A cool and welcome change of pace




Cool cloudy days like this one are a relief to me after several days in the sun doing mostly outdoor work. 

I love being in the garden and mowing, weeding, etc., but it seems like there’s always one more weed to pull or something else to plant or pick.  

However, when I got out of bed this morning to cloudy skies, then rain, I felt freer to turn my attention to inside work: laundry and writing, for example. 

I also listened in while Chelsea interviewed her “Granny Grethel” for the research project she’s doing for Berea College.  She’s been busy collecting oral histories about Appalachian food ways.

My mother-in-law shared stories about making buttermilk candy and told how to roast a groundhog so the meat doesn’t taste so wild (with sprigs of spice wood). 

She said she used to pick and sell blackberries and save her money to order school clothes from the Sears and Roebuck catalog.  She recalled how their house caught on fire when her kids were small.
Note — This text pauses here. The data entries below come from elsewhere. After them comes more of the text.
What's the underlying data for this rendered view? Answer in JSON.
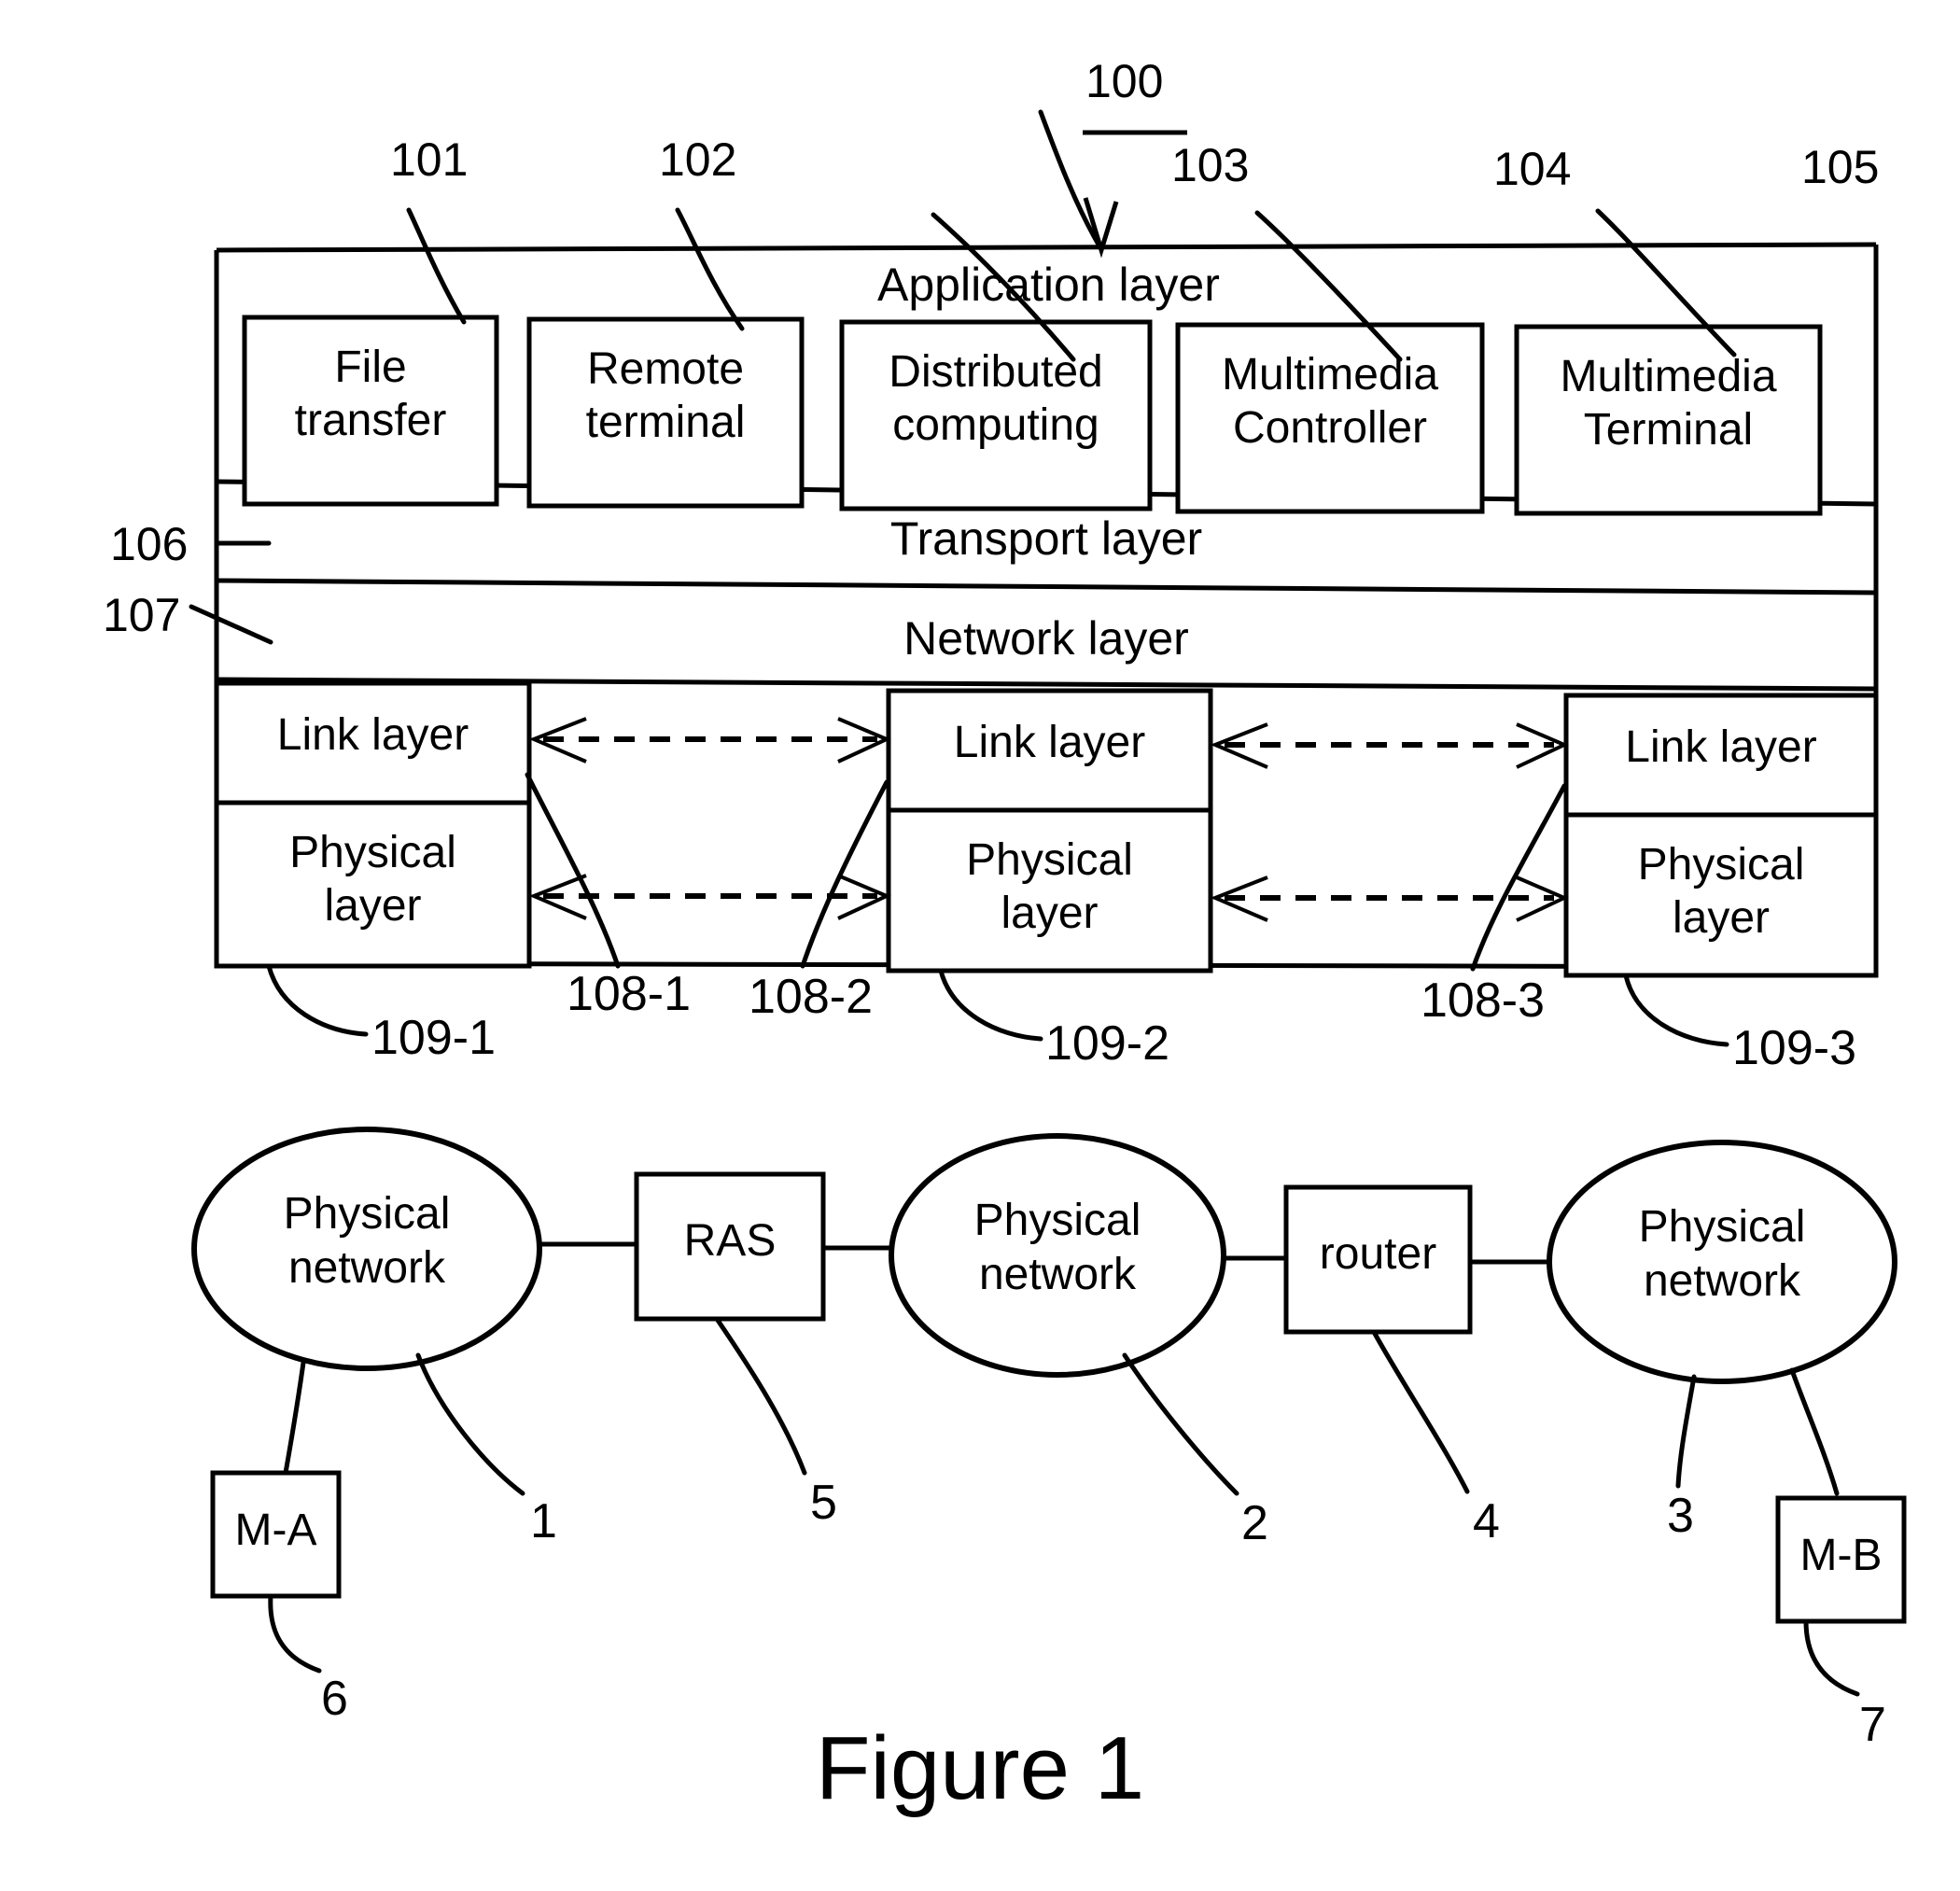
{
  "figure": {
    "caption": "Figure 1",
    "overall_ref": "100"
  },
  "stack_diagram": {
    "application_layer": {
      "band_label": "Application layer",
      "apps": [
        {
          "ref": "101",
          "line1": "File",
          "line2": "transfer"
        },
        {
          "ref": "102",
          "line1": "Remote",
          "line2": "terminal"
        },
        {
          "ref": "103",
          "line1": "Distributed",
          "line2": "computing"
        },
        {
          "ref": "104",
          "line1": "Multimedia",
          "line2": "Controller"
        },
        {
          "ref": "105",
          "line1": "Multimedia",
          "line2": "Terminal"
        }
      ]
    },
    "transport_layer": {
      "label": "Transport layer",
      "ref": "106"
    },
    "network_layer": {
      "label": "Network layer",
      "ref": "107"
    },
    "nodes": [
      {
        "link_label": "Link layer",
        "phys_line1": "Physical",
        "phys_line2": "layer",
        "ref": "109-1"
      },
      {
        "link_label": "Link layer",
        "phys_line1": "Physical",
        "phys_line2": "layer",
        "ref": "109-2"
      },
      {
        "link_label": "Link layer",
        "phys_line1": "Physical",
        "phys_line2": "layer",
        "ref": "109-3"
      }
    ],
    "links": [
      {
        "ref": "108-1"
      },
      {
        "ref": "108-2"
      },
      {
        "ref": "108-3"
      }
    ]
  },
  "network_diagram": {
    "nodes": [
      {
        "type": "ellipse",
        "line1": "Physical",
        "line2": "network",
        "ref": "1"
      },
      {
        "type": "box",
        "label": "RAS",
        "ref": "5"
      },
      {
        "type": "ellipse",
        "line1": "Physical",
        "line2": "network",
        "ref": "2"
      },
      {
        "type": "box",
        "label": "router",
        "ref": "4"
      },
      {
        "type": "ellipse",
        "line1": "Physical",
        "line2": "network",
        "ref": "3"
      }
    ],
    "terminals": [
      {
        "label": "M-A",
        "ref": "6"
      },
      {
        "label": "M-B",
        "ref": "7"
      }
    ]
  },
  "colors": {
    "ink": "#000000",
    "paper": "#ffffff"
  }
}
She just happened to have a lot of water “drawed up” to douse on it and put it out.  (Yes, we did veer a little off topic.) 

She said the neighbors used to come running to see if you needed help if you blew a car horn. 

“We always had plenty to eat,” my mother-in-law said repeatedly. “We always had a lot of love and we always got along.”

Except for when her father called them all to the breakfast table, and they’d fight over who got the biggest boiled egg to crumble over their biscuit and gravy.

A stranger with a camera might have surmised that her family was impoverished.  But what the camera would have missed is how close they were, and how they went about their work with good humor and lots of pranks pulled on one another. 

My girls are fortunate to still have both sets of grandparents and a great-grandmother to pass along such priceless information about their heritage.   

I never knew my dad’s parents--he barely knew them either, because both died before he was six.  I lost my mom’s parents before I was 25.  

I always felt like I missed out, not ever getting to meet my paternal grandparents, and I still miss my maternal grandparents, though they’ve been gone a long time. 

My mother-in-law’s father died of prostate cancer when he was 48.  That’s mine and Robin’s age.  That’s young. 

Her mother died of tuberculosis in her mid-fifties. 

My husband still has his “Great-granny”--who now seems like mine too--but there aren’t really many of our oldest family members left to share their special memories of growing up in hard times… those difficult days when work was physical and tough, but their days were also filled with laughter and love.

As Chelsea captures audio of the voices of her interviewees and painstakingly transcribes their dialect, she’s also noting the rhythms of speech, the pronunciations and expressions that reveal our Scottish and Irish ancestry. 

I’m glad our speech hasn’t been blanched of its personality by mainstream America. I hope to goodness it never is. 

Many folks around here might not be aware that they are of Scotch-Irish descent, but their language, beliefs, and customs carry echoes of previous generations of settlers, who, while poor and not too book smart, were smart enough to survive and thrive.

Tonight, to celebrate a cool cloudy pensive spring evening and to honor our Appalachian ancestors who knew how to take the simplest ingredients and whip up a tasty meal, Chelsea made homemade biscuits, and I stirred up some chocolate gravy for supper.